What If . . . ?

The other day I met up for coffee with one of my “beta readers” — a term which means little more than a generous soul willing to read a book of mine, answer a fairly long list of questions about the book, and then sit with me to have a further conversation about the book and my posed questions.

It took a while for me to realize that asking people to read for me — and then giving them no guidance as to what I was looking for — usually resulted in a reader’s broad statement of “I like it” or “This isn’t my style of book.” (That was back several books ago, but now I think this “beta reader” idea –Thanks, Writer’s Digest — works better for both reader and writer.)

So, this lovely beta reader of My Plus One, said to me, “How do you come up with these ideas?” and then listed some of the vignettes from the book. You know what? I had no idea how to answer her.

None.

I spent the weekend thinking it over and I do believe I have figured it out.

What if?

That’s it.

When I write, I consistently am asking myself, “What if ____________?”

For instance, in My Plus One, two longtime friends, Ray and Callie, are forced to change their travel plans from spending the month of August in Tanzania to spending it on the road to get from one side of the US to Ray’s sister’s wedding in Portland, Oregon.
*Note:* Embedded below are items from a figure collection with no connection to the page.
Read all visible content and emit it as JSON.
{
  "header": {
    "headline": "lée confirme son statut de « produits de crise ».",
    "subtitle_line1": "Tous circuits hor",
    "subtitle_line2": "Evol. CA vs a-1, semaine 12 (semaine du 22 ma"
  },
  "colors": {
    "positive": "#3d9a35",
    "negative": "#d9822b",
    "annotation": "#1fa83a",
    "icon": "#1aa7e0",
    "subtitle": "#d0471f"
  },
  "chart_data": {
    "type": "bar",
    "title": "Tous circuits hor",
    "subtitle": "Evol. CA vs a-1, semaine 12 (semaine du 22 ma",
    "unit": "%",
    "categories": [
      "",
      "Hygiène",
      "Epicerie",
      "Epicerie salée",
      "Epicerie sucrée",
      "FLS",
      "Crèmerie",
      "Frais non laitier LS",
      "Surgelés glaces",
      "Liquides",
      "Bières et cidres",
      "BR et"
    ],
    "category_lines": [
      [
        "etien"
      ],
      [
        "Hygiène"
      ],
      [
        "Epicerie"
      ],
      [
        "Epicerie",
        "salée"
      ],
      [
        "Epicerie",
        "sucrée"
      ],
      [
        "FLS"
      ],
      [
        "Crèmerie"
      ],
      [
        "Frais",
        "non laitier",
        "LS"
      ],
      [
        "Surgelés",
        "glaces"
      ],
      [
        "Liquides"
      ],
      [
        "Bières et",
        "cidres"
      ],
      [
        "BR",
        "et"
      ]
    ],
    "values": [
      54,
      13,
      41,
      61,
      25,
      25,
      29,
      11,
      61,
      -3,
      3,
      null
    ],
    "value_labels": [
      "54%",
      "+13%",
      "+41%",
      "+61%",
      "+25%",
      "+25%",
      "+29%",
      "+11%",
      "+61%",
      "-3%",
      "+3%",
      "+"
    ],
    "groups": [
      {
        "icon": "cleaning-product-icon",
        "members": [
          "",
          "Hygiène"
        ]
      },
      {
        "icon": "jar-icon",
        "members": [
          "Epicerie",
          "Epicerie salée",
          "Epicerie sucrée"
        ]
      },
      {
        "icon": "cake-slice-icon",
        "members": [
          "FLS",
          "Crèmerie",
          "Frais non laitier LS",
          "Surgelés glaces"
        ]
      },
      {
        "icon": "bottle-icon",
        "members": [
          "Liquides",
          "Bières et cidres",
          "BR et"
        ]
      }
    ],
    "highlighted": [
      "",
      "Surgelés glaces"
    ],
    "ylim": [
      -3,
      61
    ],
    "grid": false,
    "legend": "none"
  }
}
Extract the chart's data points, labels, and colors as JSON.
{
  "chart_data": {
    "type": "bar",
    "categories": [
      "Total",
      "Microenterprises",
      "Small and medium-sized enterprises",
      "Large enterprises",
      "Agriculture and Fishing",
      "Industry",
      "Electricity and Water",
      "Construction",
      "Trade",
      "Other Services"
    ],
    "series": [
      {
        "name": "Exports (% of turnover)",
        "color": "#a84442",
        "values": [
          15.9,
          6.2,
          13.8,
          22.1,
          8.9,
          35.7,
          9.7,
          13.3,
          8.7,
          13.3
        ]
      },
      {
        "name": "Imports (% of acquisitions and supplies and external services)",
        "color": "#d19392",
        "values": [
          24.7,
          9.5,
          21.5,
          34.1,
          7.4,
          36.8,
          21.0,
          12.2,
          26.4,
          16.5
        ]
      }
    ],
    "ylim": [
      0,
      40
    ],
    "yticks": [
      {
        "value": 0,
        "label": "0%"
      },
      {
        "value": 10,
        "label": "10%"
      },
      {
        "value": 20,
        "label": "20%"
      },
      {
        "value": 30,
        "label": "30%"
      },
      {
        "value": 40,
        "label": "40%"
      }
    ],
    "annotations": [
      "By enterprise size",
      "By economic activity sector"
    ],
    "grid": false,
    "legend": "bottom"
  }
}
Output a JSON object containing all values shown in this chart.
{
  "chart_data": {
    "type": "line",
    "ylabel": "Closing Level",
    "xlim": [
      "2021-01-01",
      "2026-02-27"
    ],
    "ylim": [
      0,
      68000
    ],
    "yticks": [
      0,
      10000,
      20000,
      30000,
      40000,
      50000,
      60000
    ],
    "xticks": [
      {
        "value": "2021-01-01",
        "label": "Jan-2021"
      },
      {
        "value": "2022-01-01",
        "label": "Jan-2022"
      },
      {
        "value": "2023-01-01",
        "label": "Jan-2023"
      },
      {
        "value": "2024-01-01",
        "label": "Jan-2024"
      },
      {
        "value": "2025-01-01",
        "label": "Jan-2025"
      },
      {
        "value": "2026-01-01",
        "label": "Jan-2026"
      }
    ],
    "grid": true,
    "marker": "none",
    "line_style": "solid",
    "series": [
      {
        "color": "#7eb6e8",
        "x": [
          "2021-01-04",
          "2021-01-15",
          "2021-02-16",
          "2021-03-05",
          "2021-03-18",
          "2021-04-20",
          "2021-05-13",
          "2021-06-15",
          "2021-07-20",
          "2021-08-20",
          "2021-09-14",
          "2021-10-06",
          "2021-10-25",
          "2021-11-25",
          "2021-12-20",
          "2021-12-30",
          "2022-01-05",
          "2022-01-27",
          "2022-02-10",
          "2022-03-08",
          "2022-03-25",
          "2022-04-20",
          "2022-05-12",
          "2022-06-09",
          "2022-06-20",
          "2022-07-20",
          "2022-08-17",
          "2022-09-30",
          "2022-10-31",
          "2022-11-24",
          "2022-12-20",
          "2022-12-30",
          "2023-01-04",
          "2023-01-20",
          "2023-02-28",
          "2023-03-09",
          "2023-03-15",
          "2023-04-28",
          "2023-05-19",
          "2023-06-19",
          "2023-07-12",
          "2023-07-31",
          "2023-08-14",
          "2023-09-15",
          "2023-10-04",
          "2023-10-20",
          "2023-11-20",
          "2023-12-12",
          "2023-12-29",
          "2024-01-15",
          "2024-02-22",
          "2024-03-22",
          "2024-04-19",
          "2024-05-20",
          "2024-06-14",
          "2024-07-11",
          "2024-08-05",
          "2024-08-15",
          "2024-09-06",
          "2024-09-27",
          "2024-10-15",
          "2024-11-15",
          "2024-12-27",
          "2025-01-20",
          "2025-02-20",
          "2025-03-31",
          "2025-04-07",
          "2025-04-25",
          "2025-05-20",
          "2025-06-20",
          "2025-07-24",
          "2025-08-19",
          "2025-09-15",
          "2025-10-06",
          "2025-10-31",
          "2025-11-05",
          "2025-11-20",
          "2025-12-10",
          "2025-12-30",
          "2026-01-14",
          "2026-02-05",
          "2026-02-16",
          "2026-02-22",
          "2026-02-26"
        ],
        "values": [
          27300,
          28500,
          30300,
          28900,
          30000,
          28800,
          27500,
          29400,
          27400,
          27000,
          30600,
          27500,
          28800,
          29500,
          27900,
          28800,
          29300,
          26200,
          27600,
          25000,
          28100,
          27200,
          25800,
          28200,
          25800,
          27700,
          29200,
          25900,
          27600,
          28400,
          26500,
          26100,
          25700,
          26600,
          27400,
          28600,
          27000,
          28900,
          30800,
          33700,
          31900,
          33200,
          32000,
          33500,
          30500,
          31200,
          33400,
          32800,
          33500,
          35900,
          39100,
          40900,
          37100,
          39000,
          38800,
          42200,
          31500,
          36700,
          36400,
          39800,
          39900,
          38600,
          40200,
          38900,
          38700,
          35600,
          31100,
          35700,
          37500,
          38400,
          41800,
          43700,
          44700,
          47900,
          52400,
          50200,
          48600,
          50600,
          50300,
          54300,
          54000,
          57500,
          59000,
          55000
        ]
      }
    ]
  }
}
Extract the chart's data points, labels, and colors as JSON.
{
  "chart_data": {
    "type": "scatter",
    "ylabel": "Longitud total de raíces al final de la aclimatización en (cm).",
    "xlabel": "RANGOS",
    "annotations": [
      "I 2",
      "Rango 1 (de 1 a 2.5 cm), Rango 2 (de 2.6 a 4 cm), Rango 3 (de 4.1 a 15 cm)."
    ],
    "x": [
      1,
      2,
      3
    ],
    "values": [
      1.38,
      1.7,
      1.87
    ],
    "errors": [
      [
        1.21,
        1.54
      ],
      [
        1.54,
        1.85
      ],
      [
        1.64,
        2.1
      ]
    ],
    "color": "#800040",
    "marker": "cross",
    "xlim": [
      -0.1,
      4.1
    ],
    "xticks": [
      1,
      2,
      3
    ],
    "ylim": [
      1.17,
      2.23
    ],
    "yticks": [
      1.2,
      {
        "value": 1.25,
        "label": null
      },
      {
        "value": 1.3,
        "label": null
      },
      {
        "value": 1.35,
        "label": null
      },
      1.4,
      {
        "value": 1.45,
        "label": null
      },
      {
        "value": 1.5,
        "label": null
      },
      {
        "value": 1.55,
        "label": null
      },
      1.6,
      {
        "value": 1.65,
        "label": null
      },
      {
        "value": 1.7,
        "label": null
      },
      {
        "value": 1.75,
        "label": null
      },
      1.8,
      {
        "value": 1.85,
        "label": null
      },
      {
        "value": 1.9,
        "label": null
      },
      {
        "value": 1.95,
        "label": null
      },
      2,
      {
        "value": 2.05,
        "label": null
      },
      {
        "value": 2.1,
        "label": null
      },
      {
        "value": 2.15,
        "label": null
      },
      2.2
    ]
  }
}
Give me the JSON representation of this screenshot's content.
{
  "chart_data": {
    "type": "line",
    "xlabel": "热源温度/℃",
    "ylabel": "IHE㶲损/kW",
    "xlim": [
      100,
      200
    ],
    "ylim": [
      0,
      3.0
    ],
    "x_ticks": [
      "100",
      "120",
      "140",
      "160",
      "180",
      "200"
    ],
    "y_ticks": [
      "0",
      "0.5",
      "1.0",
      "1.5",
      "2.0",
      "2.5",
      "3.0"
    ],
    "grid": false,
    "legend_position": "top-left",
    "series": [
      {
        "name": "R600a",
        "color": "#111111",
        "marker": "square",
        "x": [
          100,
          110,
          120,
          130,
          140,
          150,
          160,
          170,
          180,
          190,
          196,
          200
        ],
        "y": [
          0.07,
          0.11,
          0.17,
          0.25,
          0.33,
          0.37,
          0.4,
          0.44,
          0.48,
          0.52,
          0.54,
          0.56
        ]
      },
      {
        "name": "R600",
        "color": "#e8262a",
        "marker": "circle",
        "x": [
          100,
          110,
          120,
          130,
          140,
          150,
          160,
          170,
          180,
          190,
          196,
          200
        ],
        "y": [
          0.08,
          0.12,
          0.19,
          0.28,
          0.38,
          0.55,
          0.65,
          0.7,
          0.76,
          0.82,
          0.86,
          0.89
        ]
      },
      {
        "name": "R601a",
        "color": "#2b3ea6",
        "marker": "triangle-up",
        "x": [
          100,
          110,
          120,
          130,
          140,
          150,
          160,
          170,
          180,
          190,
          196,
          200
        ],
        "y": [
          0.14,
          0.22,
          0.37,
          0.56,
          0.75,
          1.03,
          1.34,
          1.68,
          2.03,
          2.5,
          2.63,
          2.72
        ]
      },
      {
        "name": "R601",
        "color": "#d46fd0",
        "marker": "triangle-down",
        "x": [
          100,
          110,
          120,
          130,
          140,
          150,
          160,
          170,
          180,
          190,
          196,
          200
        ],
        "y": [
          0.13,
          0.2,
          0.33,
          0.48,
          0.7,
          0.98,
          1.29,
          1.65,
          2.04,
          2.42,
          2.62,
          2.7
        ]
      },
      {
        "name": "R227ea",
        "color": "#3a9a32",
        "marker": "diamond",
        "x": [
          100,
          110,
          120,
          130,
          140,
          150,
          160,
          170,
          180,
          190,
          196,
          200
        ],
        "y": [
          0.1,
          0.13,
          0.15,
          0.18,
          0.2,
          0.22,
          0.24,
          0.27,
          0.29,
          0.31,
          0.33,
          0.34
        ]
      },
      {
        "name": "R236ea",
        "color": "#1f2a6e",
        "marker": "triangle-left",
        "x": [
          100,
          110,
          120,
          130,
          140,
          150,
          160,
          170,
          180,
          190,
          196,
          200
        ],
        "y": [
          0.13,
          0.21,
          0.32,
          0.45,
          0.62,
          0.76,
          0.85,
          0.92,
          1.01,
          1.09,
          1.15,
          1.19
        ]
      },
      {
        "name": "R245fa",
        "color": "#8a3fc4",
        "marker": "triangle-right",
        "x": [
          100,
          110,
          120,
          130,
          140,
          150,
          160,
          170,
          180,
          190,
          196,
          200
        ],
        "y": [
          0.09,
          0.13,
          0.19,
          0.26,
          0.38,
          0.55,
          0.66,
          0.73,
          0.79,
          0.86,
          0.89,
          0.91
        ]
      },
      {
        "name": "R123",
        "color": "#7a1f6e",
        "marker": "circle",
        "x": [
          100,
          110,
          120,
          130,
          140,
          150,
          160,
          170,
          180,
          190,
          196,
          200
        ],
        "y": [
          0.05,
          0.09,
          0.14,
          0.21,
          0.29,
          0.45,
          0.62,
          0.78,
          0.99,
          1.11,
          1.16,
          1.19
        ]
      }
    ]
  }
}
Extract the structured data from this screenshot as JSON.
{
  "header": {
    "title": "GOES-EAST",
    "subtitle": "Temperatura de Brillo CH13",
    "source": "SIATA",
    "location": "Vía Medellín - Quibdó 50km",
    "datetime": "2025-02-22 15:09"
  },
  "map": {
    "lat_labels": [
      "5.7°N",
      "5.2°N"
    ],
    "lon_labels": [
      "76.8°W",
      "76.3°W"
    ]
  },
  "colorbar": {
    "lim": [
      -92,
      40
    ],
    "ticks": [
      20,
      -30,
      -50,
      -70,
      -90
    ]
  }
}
Along the way, they meet a stray dog outside a convenience store and decide to adopt him. When Ray and Callie decide they are going to fly home instead of drive Ray’s vintage Saab SPG back across middle America, they have to consider what to do with the dog.

Ray and Callie aren’t going to leave him behind. And there’s no way he’s going to ride underneath in the cargo bay. So, the only way to get him to ride up top, with his human family, is to make him a working dog. Right?

Well, Ray and Callie are able-bodied and believe feigning a physical disability would be in poor taste. So, they have a problem. They want to dog on the plane with them but they don’t want to lie.

So . . . here comes the “what if.”

“What if Ray and Callie can find a way to get the dog into the passenger compartment with them?”

So, as the writer, I try to find a way to answer that “what if.”

Here’s what I did:

Callie concocts the scenario where Ray needs the dog for emotional support. Without the dog, Ray can’t fly due to his fear; of course, were Ray to be separated from his emotional-support animal, he’d be a wreck for the cross-country flight and a nuisance to the other passengers. Since she’s a psychologist, Callie writes a “prescription” for the dog to alleviate Ray’s anxiety.

Now, this doesn’t mean the scheme goes off without a hitch, but it injected the story with a scene which I hope readers will find memorable.

It came from asking — and answering — a simple question.

And I think, anyone who wants to can create a story of his or her own by asking “what if?”